Title : Integrating Manta Ray Foraging Optimization (MRFO) algorithm and EYENET deep learning weights for intelligent ocular surface analysis
Abstract:
The accurate classification of diabetic types from ocular surface images remains a major challenge due to subtle feature variations and overlapping visual patterns among different diabetic categories.
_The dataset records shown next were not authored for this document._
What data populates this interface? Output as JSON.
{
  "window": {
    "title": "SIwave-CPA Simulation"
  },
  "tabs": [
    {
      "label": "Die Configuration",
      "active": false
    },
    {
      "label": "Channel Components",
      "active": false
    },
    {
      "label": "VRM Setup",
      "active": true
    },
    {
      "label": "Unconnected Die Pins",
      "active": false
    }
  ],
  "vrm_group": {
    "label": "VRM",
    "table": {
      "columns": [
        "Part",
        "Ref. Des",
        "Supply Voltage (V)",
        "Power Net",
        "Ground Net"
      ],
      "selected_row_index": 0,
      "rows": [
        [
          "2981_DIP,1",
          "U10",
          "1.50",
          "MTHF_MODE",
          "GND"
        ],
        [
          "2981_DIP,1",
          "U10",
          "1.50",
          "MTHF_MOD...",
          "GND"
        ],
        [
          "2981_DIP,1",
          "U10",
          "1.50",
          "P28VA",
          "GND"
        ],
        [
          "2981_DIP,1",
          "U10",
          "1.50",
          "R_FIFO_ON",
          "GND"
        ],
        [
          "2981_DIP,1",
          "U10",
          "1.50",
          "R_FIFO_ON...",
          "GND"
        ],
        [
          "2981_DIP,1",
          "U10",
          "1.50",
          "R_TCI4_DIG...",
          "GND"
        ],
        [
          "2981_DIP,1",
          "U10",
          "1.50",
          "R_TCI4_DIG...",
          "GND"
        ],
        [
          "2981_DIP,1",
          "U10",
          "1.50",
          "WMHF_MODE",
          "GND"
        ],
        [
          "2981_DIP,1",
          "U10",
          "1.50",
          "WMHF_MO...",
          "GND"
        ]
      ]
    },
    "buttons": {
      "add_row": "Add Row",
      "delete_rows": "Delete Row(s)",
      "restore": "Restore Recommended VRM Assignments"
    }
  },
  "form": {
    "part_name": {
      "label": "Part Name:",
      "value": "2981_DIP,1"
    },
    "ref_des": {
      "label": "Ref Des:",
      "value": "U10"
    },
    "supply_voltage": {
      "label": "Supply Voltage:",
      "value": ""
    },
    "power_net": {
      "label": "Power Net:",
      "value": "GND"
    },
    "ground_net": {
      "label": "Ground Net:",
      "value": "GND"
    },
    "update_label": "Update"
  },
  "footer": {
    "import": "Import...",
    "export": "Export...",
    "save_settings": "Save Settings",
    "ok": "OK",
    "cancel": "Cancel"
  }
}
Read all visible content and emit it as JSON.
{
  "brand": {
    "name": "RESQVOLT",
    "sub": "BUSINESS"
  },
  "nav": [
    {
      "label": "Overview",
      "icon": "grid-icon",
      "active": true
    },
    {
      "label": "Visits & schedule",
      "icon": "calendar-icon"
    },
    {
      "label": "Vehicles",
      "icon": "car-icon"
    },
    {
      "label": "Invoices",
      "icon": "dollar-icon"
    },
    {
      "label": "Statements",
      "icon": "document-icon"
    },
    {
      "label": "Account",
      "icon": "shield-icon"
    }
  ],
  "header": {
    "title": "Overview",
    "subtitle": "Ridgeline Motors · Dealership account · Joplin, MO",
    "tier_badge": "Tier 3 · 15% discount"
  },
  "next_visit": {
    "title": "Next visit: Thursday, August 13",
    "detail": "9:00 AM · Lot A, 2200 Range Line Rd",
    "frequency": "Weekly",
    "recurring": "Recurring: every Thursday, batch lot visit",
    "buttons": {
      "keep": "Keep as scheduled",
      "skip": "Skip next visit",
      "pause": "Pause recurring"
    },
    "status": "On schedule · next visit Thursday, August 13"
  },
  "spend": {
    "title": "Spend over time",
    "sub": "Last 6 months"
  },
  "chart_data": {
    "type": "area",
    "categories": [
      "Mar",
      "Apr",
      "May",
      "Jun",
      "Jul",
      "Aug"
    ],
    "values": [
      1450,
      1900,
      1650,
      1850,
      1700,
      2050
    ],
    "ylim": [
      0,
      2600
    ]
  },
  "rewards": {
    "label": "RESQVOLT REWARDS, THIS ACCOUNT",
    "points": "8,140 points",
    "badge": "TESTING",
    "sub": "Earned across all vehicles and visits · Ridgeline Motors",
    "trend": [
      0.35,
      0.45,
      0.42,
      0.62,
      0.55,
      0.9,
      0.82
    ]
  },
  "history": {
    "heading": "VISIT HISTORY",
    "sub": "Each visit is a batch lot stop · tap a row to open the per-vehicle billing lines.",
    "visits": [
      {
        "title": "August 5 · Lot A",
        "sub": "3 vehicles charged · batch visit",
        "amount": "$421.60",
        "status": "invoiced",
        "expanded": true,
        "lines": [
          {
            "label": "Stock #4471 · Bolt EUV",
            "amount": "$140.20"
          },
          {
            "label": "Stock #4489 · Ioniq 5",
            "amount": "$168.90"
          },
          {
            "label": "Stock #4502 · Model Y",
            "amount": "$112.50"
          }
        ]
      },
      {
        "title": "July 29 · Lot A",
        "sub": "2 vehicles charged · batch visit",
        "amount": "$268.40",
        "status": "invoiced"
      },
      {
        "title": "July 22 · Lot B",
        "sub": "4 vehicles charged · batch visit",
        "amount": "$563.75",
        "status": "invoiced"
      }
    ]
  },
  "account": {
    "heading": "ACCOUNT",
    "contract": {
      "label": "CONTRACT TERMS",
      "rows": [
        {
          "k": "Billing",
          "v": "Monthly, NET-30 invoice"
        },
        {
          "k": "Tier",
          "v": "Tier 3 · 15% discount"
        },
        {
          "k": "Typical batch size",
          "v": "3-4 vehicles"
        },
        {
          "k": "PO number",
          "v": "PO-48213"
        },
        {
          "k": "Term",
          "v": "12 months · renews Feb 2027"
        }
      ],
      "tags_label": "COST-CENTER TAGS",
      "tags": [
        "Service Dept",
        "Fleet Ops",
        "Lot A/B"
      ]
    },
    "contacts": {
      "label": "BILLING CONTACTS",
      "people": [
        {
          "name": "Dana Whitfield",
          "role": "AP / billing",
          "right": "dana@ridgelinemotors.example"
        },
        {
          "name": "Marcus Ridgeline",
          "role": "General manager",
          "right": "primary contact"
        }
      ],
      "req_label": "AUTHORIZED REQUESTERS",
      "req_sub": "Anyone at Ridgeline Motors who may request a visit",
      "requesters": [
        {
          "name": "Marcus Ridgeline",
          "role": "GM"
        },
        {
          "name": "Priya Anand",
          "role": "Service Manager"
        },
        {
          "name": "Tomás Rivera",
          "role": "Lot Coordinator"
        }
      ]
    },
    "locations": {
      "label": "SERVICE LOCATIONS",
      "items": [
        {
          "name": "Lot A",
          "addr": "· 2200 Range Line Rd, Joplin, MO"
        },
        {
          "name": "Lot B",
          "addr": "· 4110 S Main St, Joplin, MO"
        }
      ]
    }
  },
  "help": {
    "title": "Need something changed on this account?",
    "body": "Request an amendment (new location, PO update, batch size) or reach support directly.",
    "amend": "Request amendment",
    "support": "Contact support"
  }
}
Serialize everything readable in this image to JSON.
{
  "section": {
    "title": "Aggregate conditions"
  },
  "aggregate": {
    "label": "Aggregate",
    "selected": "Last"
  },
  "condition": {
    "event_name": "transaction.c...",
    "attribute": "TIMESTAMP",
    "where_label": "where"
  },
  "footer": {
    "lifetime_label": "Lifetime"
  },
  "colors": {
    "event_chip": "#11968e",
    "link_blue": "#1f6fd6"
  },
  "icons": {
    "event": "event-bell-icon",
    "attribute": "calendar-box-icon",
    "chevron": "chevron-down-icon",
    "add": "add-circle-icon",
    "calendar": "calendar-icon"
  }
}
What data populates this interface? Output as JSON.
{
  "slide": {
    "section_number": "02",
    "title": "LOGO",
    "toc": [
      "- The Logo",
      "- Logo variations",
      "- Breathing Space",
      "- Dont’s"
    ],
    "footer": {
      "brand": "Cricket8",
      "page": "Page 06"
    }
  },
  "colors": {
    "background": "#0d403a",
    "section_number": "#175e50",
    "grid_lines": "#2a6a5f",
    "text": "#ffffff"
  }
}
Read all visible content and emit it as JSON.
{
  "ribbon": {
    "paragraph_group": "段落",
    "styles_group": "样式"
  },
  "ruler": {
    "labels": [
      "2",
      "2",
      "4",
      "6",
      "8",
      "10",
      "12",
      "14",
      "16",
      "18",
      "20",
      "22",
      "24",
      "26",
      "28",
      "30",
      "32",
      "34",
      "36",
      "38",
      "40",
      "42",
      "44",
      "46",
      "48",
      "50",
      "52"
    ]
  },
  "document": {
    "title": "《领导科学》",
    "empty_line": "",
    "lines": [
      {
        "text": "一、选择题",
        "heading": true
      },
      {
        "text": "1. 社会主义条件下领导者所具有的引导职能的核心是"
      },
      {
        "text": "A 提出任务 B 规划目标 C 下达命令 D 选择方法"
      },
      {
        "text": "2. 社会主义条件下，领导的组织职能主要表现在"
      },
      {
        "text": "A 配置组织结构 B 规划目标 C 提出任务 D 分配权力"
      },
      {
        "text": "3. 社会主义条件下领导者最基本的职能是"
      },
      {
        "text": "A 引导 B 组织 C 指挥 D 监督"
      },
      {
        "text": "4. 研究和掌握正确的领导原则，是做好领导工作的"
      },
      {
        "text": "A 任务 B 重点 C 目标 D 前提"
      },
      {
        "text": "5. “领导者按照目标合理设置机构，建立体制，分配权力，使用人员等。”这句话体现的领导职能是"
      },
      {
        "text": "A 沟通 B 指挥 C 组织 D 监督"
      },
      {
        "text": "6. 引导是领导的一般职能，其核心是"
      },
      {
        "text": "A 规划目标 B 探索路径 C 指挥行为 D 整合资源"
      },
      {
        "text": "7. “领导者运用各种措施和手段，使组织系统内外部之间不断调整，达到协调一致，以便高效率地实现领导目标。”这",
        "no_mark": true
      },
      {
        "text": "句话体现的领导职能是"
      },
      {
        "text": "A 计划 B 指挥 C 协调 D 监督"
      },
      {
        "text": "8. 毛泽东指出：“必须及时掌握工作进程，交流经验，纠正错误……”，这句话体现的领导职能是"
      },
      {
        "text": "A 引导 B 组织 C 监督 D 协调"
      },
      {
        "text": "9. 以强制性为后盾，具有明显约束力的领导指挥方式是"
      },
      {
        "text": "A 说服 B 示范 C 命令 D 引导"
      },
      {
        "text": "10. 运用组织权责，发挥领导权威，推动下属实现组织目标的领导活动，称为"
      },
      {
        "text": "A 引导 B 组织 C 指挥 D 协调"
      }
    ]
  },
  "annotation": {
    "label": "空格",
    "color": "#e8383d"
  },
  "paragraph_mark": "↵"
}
To address this issue, this study introduces a robust deep learning framework that integrates Manta-Ray Foraging Optimization (MRFO) with Cyclone Aging (CA) and Chain Foraging (CF) strategies to enhance the InceptionV3 architecture. The proposed model employs a novel dataset, Di-EYENET, which provides a comprehensive and medically validated collection of ocular surface images categorized as Type-1, Type-2, and non-diabetic. By coupling MRFO with hierarchical feature learning, the framework optimizes hyperparameter configuration and fine-tunes InceptionV3 using newly developed EYENET weights, specifically designed for diabetic eye imaging. Experimental results demonstrate that the MRFO-InceptionV3 model with EYENET weights surpasses conventional ImageNet-based models, achieving a 2% improvement in classification accuracy while maintaining computational efficiency. This research underscores the potential of nature-inspired optimization algorithms and domain-specific datasets in advancing AI-based medical imaging, offering a reliable and adaptive approach for the early and precise diagnosis of diabetic eye disease.